Capacity. Quality. Diversity.

A vision for addressing capacity, quality, and diversity in California’s CS higher ed pipeline.

Challenges in the Computer Science higher education pipeline


Enrollment in CS programs across the country is growing rapidly, which is a good thing. However, capacity in higher education institutions has not kept pace with demand. This is particularly true in terms of acquiring the needed teaching talent. In programs that are stretched too thin, quality suffers and/or admissions limits are imposed.


Community colleges and regional public universities, also known as open-access institutions, are disproportionally impacted by limited resources, the lack of teaching talent, and a minimal connection with industry. This all results in fewer opportunities for the graduates coming from these institutions to be better prepared and competitive.


A significantly higher percentage of first generation, low income, and underserved students attend open access institutions. Because of the capacity and quality challenges that are more prominent in these institutions, these students frequently don’t have a clear pathway through a CS program and into the tech industry.

CTI Aims to Address These Challenges

The proposed Computing Talent Initiative (CTI) will serve students in California’s CS higher ed system with the aim of getting more and more diverse students through graduation and into the high paying tech jobs that result in upward economic mobility. CTI will connect students and faculty from California Community College, CSUs and UCs, with tech industry organizations and professionals.

In the next 5 years, CTI will focus on…

Establishing a Hub

where students, faculty, tech industry companies and professionals can engage in training, mentorship, and job/internship matching, as well as other activities related to student preparation for entering the tech workforce.

Building at least 5 demonstration sites

where a community college and state university partner to provide extra support and streamline the pathway from entry through job placement for the URM, first-generation, and low-income students who are most at-risk of dropping out of the pipeline.

Collecting and analyzing specific CCC, CSU, and UC data

that will help paint a more precise picture of the demand and capacity challenges facing CS higher education in California.
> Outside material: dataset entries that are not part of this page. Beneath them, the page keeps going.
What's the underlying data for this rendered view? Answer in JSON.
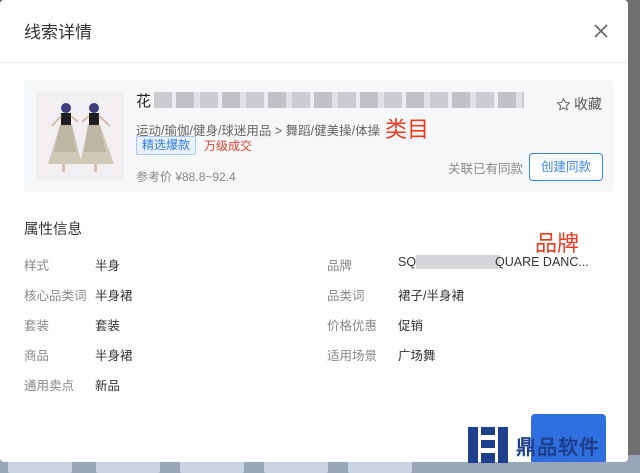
{
  "modal": {
    "title": "线索详情"
  },
  "product": {
    "title_prefix": "花",
    "favorite_label": "收藏",
    "category_path": "运动/瑜伽/健身/球迷用品 > 舞蹈/健美操/体操",
    "tag_selected": "精选爆款",
    "tag_sales": "万级成交",
    "price_label": "参考价 ¥88.8~92.4",
    "linked_label": "关联已有同款",
    "create_button": "创建同款"
  },
  "annotations": {
    "category_note": "类目",
    "brand_note": "品牌"
  },
  "attributes": {
    "section_title": "属性信息",
    "left": [
      {
        "label": "样式",
        "value": "半身"
      },
      {
        "label": "核心品类词",
        "value": "半身裙"
      },
      {
        "label": "套装",
        "value": "套装"
      },
      {
        "label": "商品",
        "value": "半身裙"
      },
      {
        "label": "通用卖点",
        "value": "新品"
      }
    ],
    "right": [
      {
        "label": "品牌",
        "value_prefix": "SQ",
        "value_suffix": "QUARE DANC..."
      },
      {
        "label": "品类词",
        "value": "裙子/半身裙"
      },
      {
        "label": "价格优惠",
        "value": "促销"
      },
      {
        "label": "适用场景",
        "value": "广场舞"
      }
    ]
  },
  "watermark": {
    "text": "鼎品软件"
  },
  "colors": {
    "accent_blue": "#3a86e8",
    "annotation_red": "#f0391e",
    "tag_red": "#e3452f",
    "watermark_blue": "#1d3f8c"
  }
}
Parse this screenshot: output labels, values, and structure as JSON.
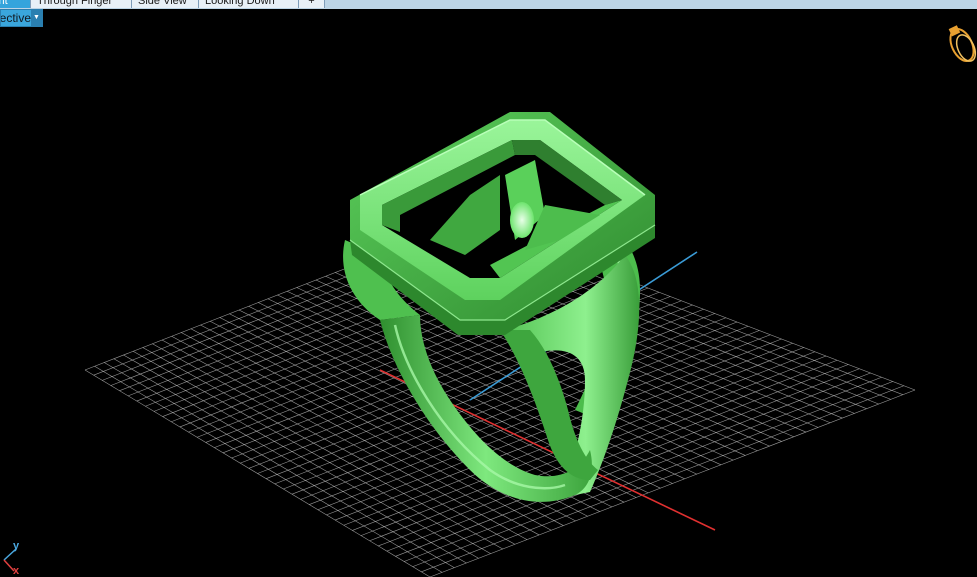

Where does the vision for CTI come from?

Cal State Monterey Bay and Hartnell College have worked together for 10 years to address some of the challenges facing CS higher ed at a local level. At the crux of this work is the development of a cohort-based bachelor’s degree model that has resulted in significant increases in community college to university transfer, graduation, and job placement rates, particularly with first-generation, URM, and female students.

The vision and design for CTI comes directly out of the experiences and lessons learned from implementing the cohort program. CTI’s proposed demonstration sites will support other California Community College to CSU/UC partnerships in replicating aspects of the cohort program model. The CTI Hub will unbundle and modify the CSUMB/Hartnell efforts wherever possible so that they can be offered at scale to CS higher ed students throughout California.